Heterochromatin: Highly condensed DNA that is permanently and tightly coiled. These forms of chromatins are genetically inert, RNA polymerase can not access it. Heterochromatin form when 30 nm loops are highly condensed. The rest of the chromatin are euchromatin.

Euchromatin: Opposite of heterochromatin. Looser and more accessible form of DNA in eukaryotes. The more extended form, like “strings on a bead” or 30 nm fiber. About 10% of this euchromatin is even less condensed, and is either being transcribed or is accessible for transcription in the near future. This is the “active chromatin”. Expressed genes are generally found within euchromatin.

31
Q

30 nm fiber and the third level of compaction

A

Chain of nucleosomes that is arranged helically with 6 nucleosomes per turn, approximately 30 nm in diameter. Second level of compaction. The nucleosomes may form a tubular solenoid shape, or they may zigzag back and forth.

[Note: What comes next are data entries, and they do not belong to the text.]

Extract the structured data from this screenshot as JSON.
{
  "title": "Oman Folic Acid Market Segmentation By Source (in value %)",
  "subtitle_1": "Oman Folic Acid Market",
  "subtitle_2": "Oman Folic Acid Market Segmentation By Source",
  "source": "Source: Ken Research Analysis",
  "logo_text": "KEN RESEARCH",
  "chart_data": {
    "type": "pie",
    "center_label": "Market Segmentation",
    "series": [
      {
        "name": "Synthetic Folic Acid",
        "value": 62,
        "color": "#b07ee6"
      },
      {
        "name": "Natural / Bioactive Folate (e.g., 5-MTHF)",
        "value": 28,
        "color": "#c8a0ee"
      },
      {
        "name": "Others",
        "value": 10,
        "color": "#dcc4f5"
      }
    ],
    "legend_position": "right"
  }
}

In the third level of compaction, the 30 nm fibers loop back and forth. the loops vary in size, averaging about 50 of the helical turns (i.e., about 300 nucleosomes) per turn ( a lot like the bacterial). The ends of the loops are periodically attached/anchored to a protein scaffold or chromosome axis.

32
Q

Chromatid

A

Further folding of chromosomes occurs in preparation for cell division. Just before cell division, the DNA condenses and folds up. The typical metaphase chromosome has replicated its DNA previously, and is about to divide into two daughter chromosomes. It therefore consists of two identical double-helical DNA molecules that are still held together at the centromere. These are known as chromatids. Between cell divisions, and in non-dividing cells, each chromosome consists of only a single chromatid.

Chromatid: Single double-helical DNA molecule making up whole or half of a chromosome; a chromatid also contains histones and other DNA associated proteins.